# Setting

In [None]:
from google.colab import drive
drive.mount('/content/drive')

In [None]:
import os
import math
import numpy as np
from tqdm.auto import tqdm
from PIL import Image
import torch
import torch.nn as nn
import torch.nn.functional as F
import torch.optim as optim
from torch.utils.data import Dataset, DataLoader
from torch.nn.utils import clip_grad_norm_
from torchvision import transforms
import torchvision

In [None]:
SEED = 42
np.random.seed(SEED)
torch.manual_seed(SEED)

# Model

In [None]:
def swish(x):
    # DDPM에서 쓰이는 활성화함수
    return x * torch.sigmoid(x)

def get_timestep_embedding(t,channel):
    # DDPM은 타임스텝 t 또한 입력으로 받아 이미지에 낀 노이즈의 값을 예측합니다.
    # get_timestep_embedding 함수는 batch_size만큼의 타임스텝 t를 입력으로 받아서,
    # 이에 대응되는 embedding vector(torch.Size([B,channel]))를 반환합니다.
    # Transformer의 sinusodial positional encoding과 동일합니다. (자세한 수식은 PPT 참고해주세요.)

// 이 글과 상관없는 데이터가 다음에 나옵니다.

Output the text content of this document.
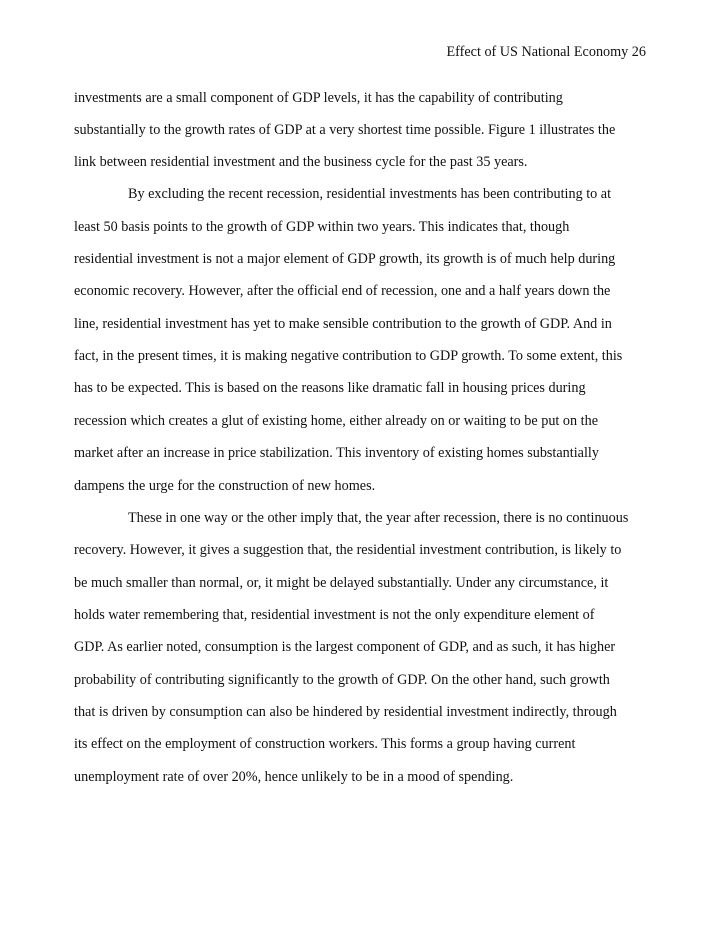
Effect of US National Economy 26
investments are a small component of GDP levels, it has the capability of contributing
substantially to the growth rates of GDP at a very shortest time possible. Figure 1 illustrates the
link between residential investment and the business cycle for the past 35 years.
By excluding the recent recession, residential investments has been contributing to at
least 50 basis points to the growth of GDP within two years. This indicates that, though
residential investment is not a major element of GDP growth, its growth is of much help during
economic recovery. However, after the official end of recession, one and a half years down the
line, residential investment has yet to make sensible contribution to the growth of GDP. And in
fact, in the present times, it is making negative contribution to GDP growth. To some extent, this
has to be expected. This is based on the reasons like dramatic fall in housing prices during
recession which creates a glut of existing home, either already on or waiting to be put on the
market after an increase in price stabilization. This inventory of existing homes substantially
dampens the urge for the construction of new homes.
These in one way or the other imply that, the year after recession, there is no continuous
recovery. However, it gives a suggestion that, the residential investment contribution, is likely to
be much smaller than normal, or, it might be delayed substantially. Under any circumstance, it
holds water remembering that, residential investment is not the only expenditure element of
GDP. As earlier noted, consumption is the largest component of GDP, and as such, it has higher
probability of contributing significantly to the growth of GDP. On the other hand, such growth
that is driven by consumption can also be hindered by residential investment indirectly, through
its effect on the employment of construction workers. This forms a group having current
unemployment rate of over 20%, hence unlikely to be in a mood of spending.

    # channel 값은 짝수 int로 입력해야 코드가 잘 작동합니다.
    half = channel // 2
    device = t.device

    # (구현) timestep embedding
    inv_freq = torch.exp(-math.log(10000) * torch.arange(half)/half).to(device)
    args = t.float().unsqueeze(1) * inv_freq.unsqueeze(0)
    emb = torch.cat([torch.sin(args), torch.cos(args)], dim=-1)

    return emb

class GroupNorm(nn.GroupNorm):
    # Group normalization
    def __init__(self, num_channels, num_groups=8, eps=1e-6):
        super().__init__(num_groups, num_channels, eps=eps)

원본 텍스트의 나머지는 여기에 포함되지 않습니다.